Unter dem Dach des Patrizieranwesens war ab der Mittagszeit eine fast unerträgliche Hitze und die kleinen Fenster an den Giebelseiten des Hauses ließen nur wenig Licht in den Raum. Von den Dachbalken hingen Spinnweben, die wie graue Tücher wirkten. Alles war mit einer dicken Staubschicht überzogen. Aus Langeweile begann Katharina, Kisten und Säcke zu durchstöbern, die vor längerem achtlos abgestellt worden waren. Sie enthielten Tuchballen aus vergangenen Tagen, andere Kleidung ihrer längst verstorbenen Stiefmutter.
Nicht mehr lange, dann würden sie mir vielleicht passen, dachte sie sich. Ein Kleid nach dem anderen betrachtete sie und hielt es vor ihren Körper, um abzuschätzen, wie es an ihr wirkte. Auf dem Boden der Kiste blieb ihr Blick auf einem Buch haften.

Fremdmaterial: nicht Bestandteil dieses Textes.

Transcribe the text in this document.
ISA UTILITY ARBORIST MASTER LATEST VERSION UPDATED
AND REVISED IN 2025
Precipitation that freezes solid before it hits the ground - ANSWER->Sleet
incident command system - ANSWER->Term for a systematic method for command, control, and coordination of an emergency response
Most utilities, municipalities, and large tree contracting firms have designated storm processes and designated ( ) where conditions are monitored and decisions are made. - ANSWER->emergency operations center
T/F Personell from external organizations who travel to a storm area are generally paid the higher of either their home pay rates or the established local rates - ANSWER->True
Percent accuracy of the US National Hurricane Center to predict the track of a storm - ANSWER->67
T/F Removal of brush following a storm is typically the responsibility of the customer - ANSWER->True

Der Einband war aus dunkelbraunem Leder gefertigt und an den Ecken mit schweren Metallbeschlägen versehen. Um es aufzuschlagen, musste ein Riegel geöffnet werden. Es war unverschlossen. Katharina setzte sich unter eines der kleinen Fenster und fing an zu blättern.
›Freitag, 3. Februar 1612: Wenn ich ihn sehe, schlägt mein Herz schneller. So also fühlt sich die Liebe an.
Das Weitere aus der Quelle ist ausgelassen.